Thursday, July 12, 2012
I have been thinking about the road taken to lose weight. I have taken this journey before and each time I have been very successful at keeping the weight off until something occurs that it i no longer possible to do this. It is not so much the losing of the weight but a reclaiming of my whole person. This is a journey of redemption.
Today I went walking with a friend and I talked to them about the twelve year curse. My friend said that the twelve year curse is not a curse at all instead it is a signal that I am ready for a change in my life. Thinking back each time the weight comes back there is a transformation in my life.The first time was associated with the change from childhood to adolescence and the second time was my journey from adolescence to adulthood.
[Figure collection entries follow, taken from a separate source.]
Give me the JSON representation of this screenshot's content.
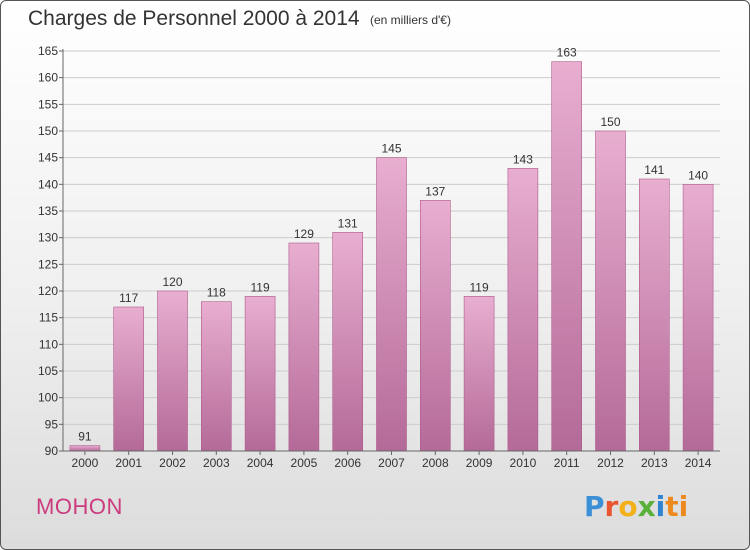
{
  "title": "Charges de Personnel 2000 à 2014",
  "subtitle": "(en milliers d'€)",
  "commune": "MOHON",
  "logo": {
    "text": "Proxiti",
    "letters": [
      "P",
      "r",
      "o",
      "x",
      "i",
      "ti"
    ]
  },
  "colors": {
    "bar_top": "#e8aed0",
    "bar_bottom": "#b46a98",
    "bar_edge": "#b05a8e",
    "grid": "#cccccc",
    "commune": "#cc3b7e"
  },
  "chart_data": {
    "type": "bar",
    "categories": [
      "2000",
      "2001",
      "2002",
      "2003",
      "2004",
      "2005",
      "2006",
      "2007",
      "2008",
      "2009",
      "2010",
      "2011",
      "2012",
      "2013",
      "2014"
    ],
    "values": [
      91,
      117,
      120,
      118,
      119,
      129,
      131,
      145,
      137,
      119,
      143,
      163,
      150,
      141,
      140
    ],
    "ylim": [
      90,
      165
    ],
    "yticks": [
      90,
      95,
      100,
      105,
      110,
      115,
      120,
      125,
      130,
      135,
      140,
      145,
      150,
      155,
      160,
      165
    ],
    "grid": true,
    "data_labels": true
  }
}
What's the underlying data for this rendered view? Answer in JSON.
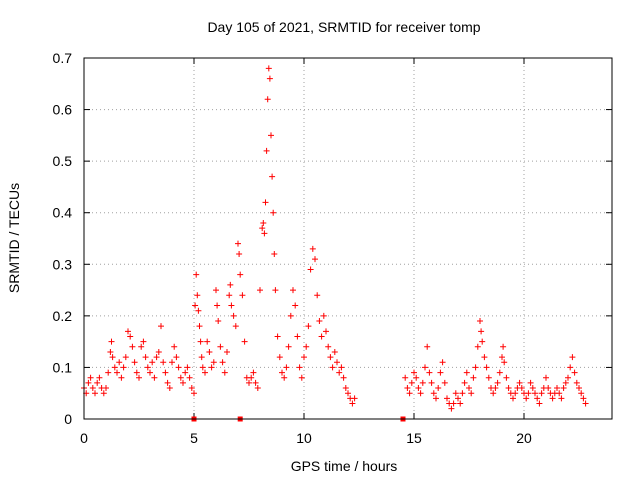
{
  "chart_data": {
    "type": "scatter",
    "title": "Day 105 of 2021, SRMTID for receiver tomp",
    "xlabel": "GPS time / hours",
    "ylabel": "SRMTID / TECUs",
    "xlim": [
      0,
      24
    ],
    "ylim": [
      0,
      0.7
    ],
    "x_ticks": [
      0,
      5,
      10,
      15,
      20
    ],
    "y_ticks": [
      0,
      0.1,
      0.2,
      0.3,
      0.4,
      0.5,
      0.6,
      0.7
    ],
    "x_tick_labels": [
      "0",
      "5",
      "10",
      "15",
      "20"
    ],
    "y_tick_labels": [
      "0",
      "0.1",
      "0.2",
      "0.3",
      "0.4",
      "0.5",
      "0.6",
      "0.7"
    ],
    "grid": true,
    "marker": "plus",
    "color": "#ff0000",
    "series": [
      {
        "name": "SRMTID",
        "points": [
          [
            0.0,
            0.06
          ],
          [
            0.1,
            0.05
          ],
          [
            0.2,
            0.07
          ],
          [
            0.3,
            0.08
          ],
          [
            0.4,
            0.06
          ],
          [
            0.5,
            0.05
          ],
          [
            0.6,
            0.07
          ],
          [
            0.7,
            0.08
          ],
          [
            0.8,
            0.06
          ],
          [
            0.9,
            0.05
          ],
          [
            1.0,
            0.06
          ],
          [
            1.1,
            0.09
          ],
          [
            1.2,
            0.13
          ],
          [
            1.25,
            0.15
          ],
          [
            1.3,
            0.12
          ],
          [
            1.4,
            0.1
          ],
          [
            1.5,
            0.09
          ],
          [
            1.6,
            0.11
          ],
          [
            1.7,
            0.08
          ],
          [
            1.8,
            0.1
          ],
          [
            1.9,
            0.12
          ],
          [
            2.0,
            0.17
          ],
          [
            2.1,
            0.16
          ],
          [
            2.2,
            0.14
          ],
          [
            2.3,
            0.11
          ],
          [
            2.4,
            0.09
          ],
          [
            2.5,
            0.08
          ],
          [
            2.6,
            0.14
          ],
          [
            2.7,
            0.15
          ],
          [
            2.8,
            0.12
          ],
          [
            2.9,
            0.1
          ],
          [
            3.0,
            0.09
          ],
          [
            3.1,
            0.11
          ],
          [
            3.2,
            0.08
          ],
          [
            3.3,
            0.12
          ],
          [
            3.4,
            0.13
          ],
          [
            3.5,
            0.18
          ],
          [
            3.6,
            0.11
          ],
          [
            3.7,
            0.09
          ],
          [
            3.8,
            0.07
          ],
          [
            3.9,
            0.06
          ],
          [
            4.0,
            0.11
          ],
          [
            4.1,
            0.14
          ],
          [
            4.2,
            0.12
          ],
          [
            4.3,
            0.1
          ],
          [
            4.4,
            0.08
          ],
          [
            4.5,
            0.07
          ],
          [
            4.6,
            0.09
          ],
          [
            4.7,
            0.1
          ],
          [
            4.8,
            0.08
          ],
          [
            4.9,
            0.06
          ],
          [
            5.0,
            0.05
          ],
          [
            5.05,
            0.22
          ],
          [
            5.1,
            0.28
          ],
          [
            5.15,
            0.24
          ],
          [
            5.2,
            0.21
          ],
          [
            5.25,
            0.18
          ],
          [
            5.3,
            0.15
          ],
          [
            5.35,
            0.12
          ],
          [
            5.4,
            0.1
          ],
          [
            5.5,
            0.09
          ],
          [
            5.6,
            0.15
          ],
          [
            5.7,
            0.13
          ],
          [
            5.8,
            0.1
          ],
          [
            5.9,
            0.11
          ],
          [
            6.0,
            0.25
          ],
          [
            6.05,
            0.22
          ],
          [
            6.1,
            0.19
          ],
          [
            6.2,
            0.14
          ],
          [
            6.3,
            0.11
          ],
          [
            6.4,
            0.09
          ],
          [
            6.5,
            0.13
          ],
          [
            6.6,
            0.24
          ],
          [
            6.65,
            0.26
          ],
          [
            6.7,
            0.22
          ],
          [
            6.8,
            0.2
          ],
          [
            6.9,
            0.18
          ],
          [
            7.0,
            0.34
          ],
          [
            7.05,
            0.32
          ],
          [
            7.1,
            0.28
          ],
          [
            7.2,
            0.24
          ],
          [
            7.3,
            0.15
          ],
          [
            7.4,
            0.08
          ],
          [
            7.5,
            0.07
          ],
          [
            7.6,
            0.08
          ],
          [
            7.7,
            0.09
          ],
          [
            7.8,
            0.07
          ],
          [
            7.9,
            0.06
          ],
          [
            8.0,
            0.25
          ],
          [
            8.1,
            0.37
          ],
          [
            8.15,
            0.38
          ],
          [
            8.2,
            0.36
          ],
          [
            8.25,
            0.42
          ],
          [
            8.3,
            0.52
          ],
          [
            8.35,
            0.62
          ],
          [
            8.4,
            0.68
          ],
          [
            8.45,
            0.66
          ],
          [
            8.5,
            0.55
          ],
          [
            8.55,
            0.47
          ],
          [
            8.6,
            0.4
          ],
          [
            8.65,
            0.32
          ],
          [
            8.7,
            0.25
          ],
          [
            8.8,
            0.16
          ],
          [
            8.9,
            0.12
          ],
          [
            9.0,
            0.09
          ],
          [
            9.1,
            0.08
          ],
          [
            9.2,
            0.1
          ],
          [
            9.3,
            0.14
          ],
          [
            9.4,
            0.2
          ],
          [
            9.5,
            0.25
          ],
          [
            9.6,
            0.22
          ],
          [
            9.7,
            0.16
          ],
          [
            9.8,
            0.1
          ],
          [
            9.9,
            0.08
          ],
          [
            10.0,
            0.12
          ],
          [
            10.1,
            0.14
          ],
          [
            10.2,
            0.18
          ],
          [
            10.3,
            0.29
          ],
          [
            10.4,
            0.33
          ],
          [
            10.5,
            0.31
          ],
          [
            10.6,
            0.24
          ],
          [
            10.7,
            0.19
          ],
          [
            10.8,
            0.16
          ],
          [
            10.9,
            0.2
          ],
          [
            11.0,
            0.17
          ],
          [
            11.1,
            0.14
          ],
          [
            11.2,
            0.12
          ],
          [
            11.3,
            0.1
          ],
          [
            11.4,
            0.13
          ],
          [
            11.5,
            0.11
          ],
          [
            11.6,
            0.09
          ],
          [
            11.7,
            0.1
          ],
          [
            11.8,
            0.08
          ],
          [
            11.9,
            0.06
          ],
          [
            12.0,
            0.05
          ],
          [
            12.1,
            0.04
          ],
          [
            12.2,
            0.03
          ],
          [
            12.3,
            0.04
          ],
          [
            14.6,
            0.08
          ],
          [
            14.7,
            0.06
          ],
          [
            14.8,
            0.05
          ],
          [
            14.9,
            0.07
          ],
          [
            15.0,
            0.09
          ],
          [
            15.1,
            0.08
          ],
          [
            15.2,
            0.06
          ],
          [
            15.3,
            0.05
          ],
          [
            15.4,
            0.07
          ],
          [
            15.5,
            0.1
          ],
          [
            15.6,
            0.14
          ],
          [
            15.7,
            0.09
          ],
          [
            15.8,
            0.07
          ],
          [
            15.9,
            0.05
          ],
          [
            16.0,
            0.04
          ],
          [
            16.1,
            0.06
          ],
          [
            16.2,
            0.09
          ],
          [
            16.3,
            0.11
          ],
          [
            16.4,
            0.07
          ],
          [
            16.5,
            0.04
          ],
          [
            16.6,
            0.03
          ],
          [
            16.7,
            0.02
          ],
          [
            16.8,
            0.03
          ],
          [
            16.9,
            0.05
          ],
          [
            17.0,
            0.04
          ],
          [
            17.1,
            0.03
          ],
          [
            17.2,
            0.05
          ],
          [
            17.3,
            0.07
          ],
          [
            17.4,
            0.09
          ],
          [
            17.5,
            0.06
          ],
          [
            17.6,
            0.05
          ],
          [
            17.7,
            0.08
          ],
          [
            17.8,
            0.1
          ],
          [
            17.9,
            0.14
          ],
          [
            18.0,
            0.19
          ],
          [
            18.05,
            0.17
          ],
          [
            18.1,
            0.15
          ],
          [
            18.2,
            0.12
          ],
          [
            18.3,
            0.1
          ],
          [
            18.4,
            0.08
          ],
          [
            18.5,
            0.06
          ],
          [
            18.6,
            0.05
          ],
          [
            18.7,
            0.06
          ],
          [
            18.8,
            0.07
          ],
          [
            18.9,
            0.09
          ],
          [
            19.0,
            0.12
          ],
          [
            19.05,
            0.14
          ],
          [
            19.1,
            0.11
          ],
          [
            19.2,
            0.08
          ],
          [
            19.3,
            0.06
          ],
          [
            19.4,
            0.05
          ],
          [
            19.5,
            0.04
          ],
          [
            19.6,
            0.05
          ],
          [
            19.7,
            0.06
          ],
          [
            19.8,
            0.07
          ],
          [
            19.9,
            0.06
          ],
          [
            20.0,
            0.05
          ],
          [
            20.1,
            0.04
          ],
          [
            20.2,
            0.05
          ],
          [
            20.3,
            0.07
          ],
          [
            20.4,
            0.06
          ],
          [
            20.5,
            0.05
          ],
          [
            20.6,
            0.04
          ],
          [
            20.7,
            0.03
          ],
          [
            20.8,
            0.05
          ],
          [
            20.9,
            0.06
          ],
          [
            21.0,
            0.08
          ],
          [
            21.1,
            0.06
          ],
          [
            21.2,
            0.05
          ],
          [
            21.3,
            0.04
          ],
          [
            21.4,
            0.05
          ],
          [
            21.5,
            0.06
          ],
          [
            21.6,
            0.05
          ],
          [
            21.7,
            0.04
          ],
          [
            21.8,
            0.06
          ],
          [
            21.9,
            0.07
          ],
          [
            22.0,
            0.08
          ],
          [
            22.1,
            0.1
          ],
          [
            22.2,
            0.12
          ],
          [
            22.3,
            0.09
          ],
          [
            22.4,
            0.07
          ],
          [
            22.5,
            0.06
          ],
          [
            22.6,
            0.05
          ],
          [
            22.7,
            0.04
          ],
          [
            22.8,
            0.03
          ]
        ]
      }
    ],
    "gap_markers_x": [
      5.0,
      7.1,
      14.5
    ]
  }
}
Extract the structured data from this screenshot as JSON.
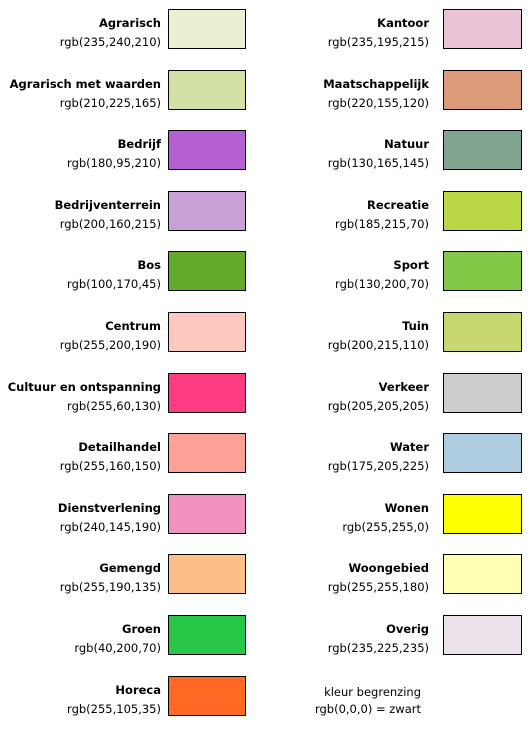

Now I am taking another step towards a change but I do not know exactly what it is yet. Each time I take this journey of change I take back my own identity which has roots culturally and spiritually. I am currently contemplating going into the military as a Chaplin because I feel a calling coming.
This is a journey of redemption because with each step towards growth I am becoming more and more aware of the person that has been left behind due to hardship, stress, and big life changes that I did not initiate as a part of my own personal journey but yet they occurred. Although this is a path that leads to reclaiming the whole individual but yet this is a path that when completed not only reveals the person left behind but a person that has grown from the experiences and obstacles along the way. The redemption is of our true selves.